Polling conducted by The Dallas Express suggests that roughly three-fourths of Dallas voters think homelessness, vagrancy, and aggressive panhandling are “major” problems in Dallas. Respondents also appeared to support Haven for Hope’s homeless solutions model.

Among the long-term housing solutions Haven for Hope offers is a program with landlords that sets rent based on income rather than market value. Residents must follow certain rules, but once in the program, there is no sunset. The arrangement makes it increasingly likely that people will find stability and future success.

“As long as they don’t get terminated from the program, which is they just follow their lease and family obligations through Opportunity Home, no criminal activity, they can’t add people to their unit without getting approval first, and then normal lease obligations,” said Ashley King, housing director of Haven for Hope, per KSAT.

King said that one year ago, it would take six months to get a family into housing.
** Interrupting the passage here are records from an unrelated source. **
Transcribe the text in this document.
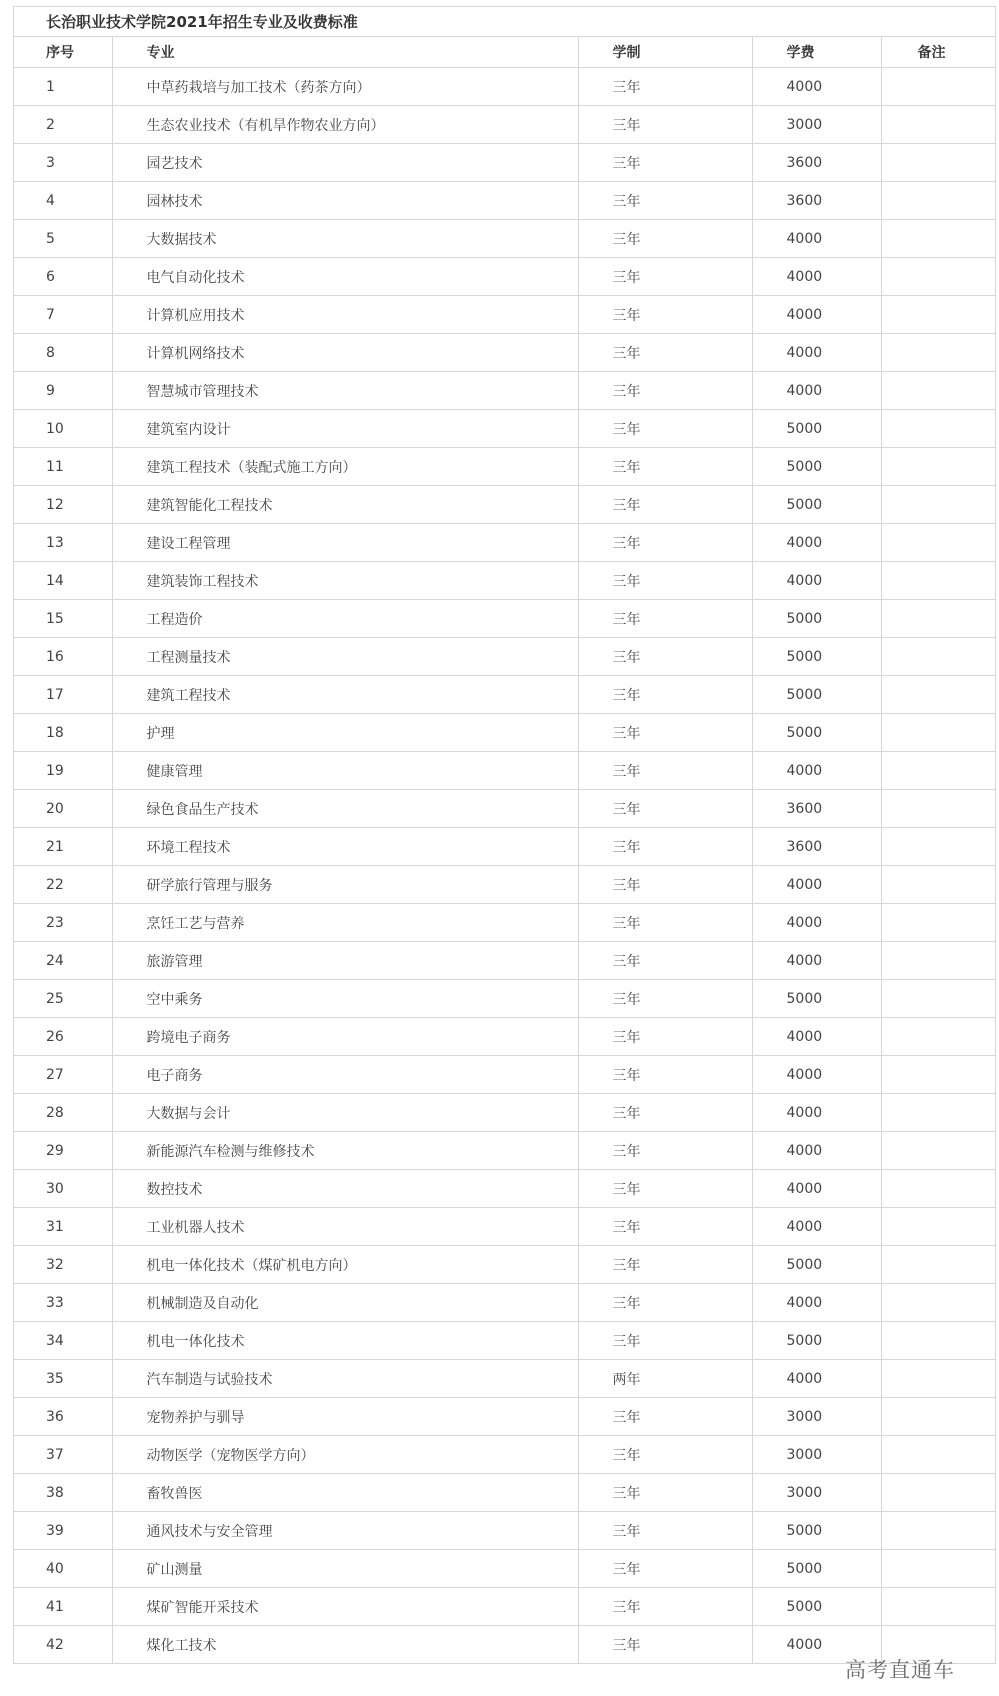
长治职业技术学院2021年招生专业及收费标准
序号	专业	学制	学费	备注
1	中草药栽培与加工技术（药茶方向）	三年	4000	
2	生态农业技术（有机旱作物农业方向）	三年	3000	
3	园艺技术	三年	3600	
4	园林技术	三年	3600	
5	大数据技术	三年	4000	
6	电气自动化技术	三年	4000	
7	计算机应用技术	三年	4000	
8	计算机网络技术	三年	4000	
9	智慧城市管理技术	三年	4000	
10	建筑室内设计	三年	5000	
11	建筑工程技术（装配式施工方向）	三年	5000	
12	建筑智能化工程技术	三年	5000	
13	建设工程管理	三年	4000	
14	建筑装饰工程技术	三年	4000	
15	工程造价	三年	5000	
16	工程测量技术	三年	5000	
17	建筑工程技术	三年	5000	
18	护理	三年	5000	
19	健康管理	三年	4000	
20	绿色食品生产技术	三年	3600	
21	环境工程技术	三年	3600	
22	研学旅行管理与服务	三年	4000	
23	烹饪工艺与营养	三年	4000	
24	旅游管理	三年	4000	
25	空中乘务	三年	5000	
26	跨境电子商务	三年	4000	
27	电子商务	三年	4000	
28	大数据与会计	三年	4000	
29	新能源汽车检测与维修技术	三年	4000	
30	数控技术	三年	4000	
31	工业机器人技术	三年	4000	
32	机电一体化技术（煤矿机电方向）	三年	5000	
33	机械制造及自动化	三年	4000	
34	机电一体化技术	三年	5000	
35	汽车制造与试验技术	两年	4000	
36	宠物养护与驯导	三年	3000	
37	动物医学（宠物医学方向）	三年	3000	
38	畜牧兽医	三年	3000	
39	通风技术与安全管理	三年	5000	
40	矿山测量	三年	5000	
41	煤矿智能开采技术	三年	5000	
42	煤化工技术	三年	4000	
高考直通车
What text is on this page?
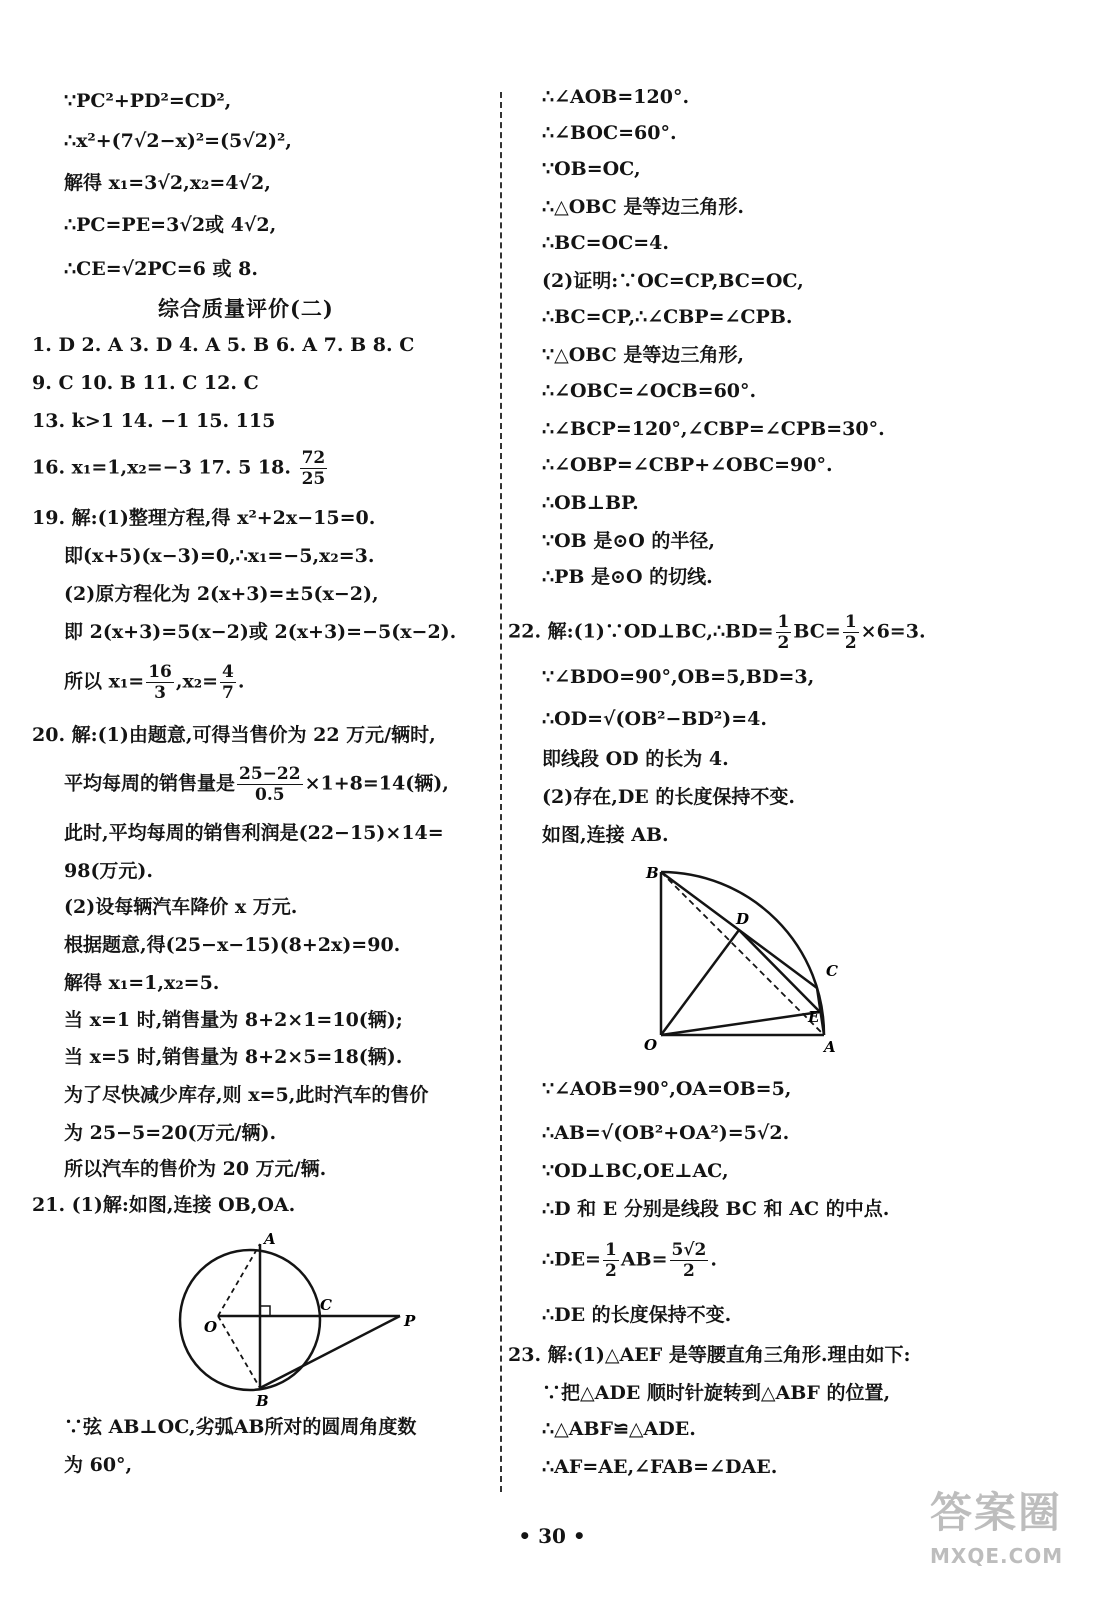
∵PC²+PD²=CD²,
∴x²+(7√2−x)²=(5√2)²,
解得 x₁=3√2,x₂=4√2,
∴PC=PE=3√2或 4√2,
∴CE=√2PC=6 或 8.
综合质量评价(二)
1. D 2. A 3. D 4. A 5. B 6. A 7. B 8. C
9. C 10. B 11. C 12. C
13. k>1 14. −1 15. 115
16. x₁=1,x₂=−3 17. 5 18. $\frac{72}{25}$
19. 解:(1)整理方程,得 x²+2x−15=0.
即(x+5)(x−3)=0,∴x₁=−5,x₂=3.
(2)原方程化为 2(x+3)=±5(x−2),
即 2(x+3)=5(x−2)或 2(x+3)=−5(x−2).
所以 $x_1= \frac{16}{3} ,x_2= \frac{4}{7}$ .
20. 解:(1)由题意,可得当售价为 22 万元/辆时,
平均每周的销售量是 $\frac{25-22}{0.5} \times 1+8=14$(辆),
此时,平均每周的销售利润是(22−15)×14=
98(万元).
(2)设每辆汽车降价 x 万元.
根据题意,得(25−x−15)(8+2x)=90.
解得 x₁=1,x₂=5.
当 x=1 时,销售量为 8+2×1=10(辆);
当 x=5 时,销售量为 8+2×5=18(辆).
为了尽快减少库存,则 x=5,此时汽车的售价
为 25−5=20(万元/辆).
所以汽车的售价为 20 万元/辆.
21. (1)解:如图,连接 OB,OA.
A
B
C
O	P
∵弦 AB⊥OC,劣弧AB所对的圆周角度数
为 60°,
∴∠AOB=120°.
∴∠BOC=60°.
∵OB=OC,
∴△OBC 是等边三角形.
∴BC=OC=4.
(2)证明:∵OC=CP,BC=OC,
∴BC=CP,∴∠CBP=∠CPB.
∵△OBC 是等边三角形,
∴∠OBC=∠OCB=60°.
∴∠BCP=120°,∠CBP=∠CPB=30°.
∴∠OBP=∠CBP+∠OBC=90°.
∴OB⊥BP.
∵OB 是⊙O 的半径,
∴PB 是⊙O 的切线.
22. 解:(1)∵OD⊥BC,∴BD= $\frac{1}{2} BC= \frac{1}{2} \times 6=3$.
∵∠BDO=90°,OB=5,BD=3,
∴OD=√(OB²−BD²)=4.
即线段 OD 的长为 4.
(2)存在,DE 的长度保持不变.
如图,连接 AB.
B
D
C
E
O	A
∵∠AOB=90°,OA=OB=5,
∴AB=√(OB²+OA²)=5√2.
∵OD⊥BC,OE⊥AC,
∴D 和 E 分别是线段 BC 和 AC 的中点.
∴DE= $\frac{1}{2} AB= \frac{5√2}{2}$ .
∴DE 的长度保持不变.
23. 解:(1)△AEF 是等腰直角三角形.理由如下:
∵把△ADE 顺时针旋转到△ABF 的位置,
∴△ABF≌△ADE.
∴AF=AE,∠FAB=∠DAE.
• 30 •	答案圈
MXQE.COM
Since then, through strategic partnerships such as the one with Opportunity Home, the length of time has decreased to one to two months.

“We need more landlords with affordable units that are accessible to our clients and accessible to voucher holders. Landlords don’t have to take that voucher,” King said.

She noted that San Antonio needs more shelter space in addition to more landlords to help fill the need for stable housing. As housing prices have risen, wages have not caught up, purportedly leading to a rise in homelessness.

“We’ve been over capacity with families for over a year, which means we have families in our emergency services with is overflow basically. As a community, I think we need to look at what that shelter family capacity is going to look like over the coming years, considering the pattern that we’re seeing with the economy and our families, our population,” King said, according to KSAT.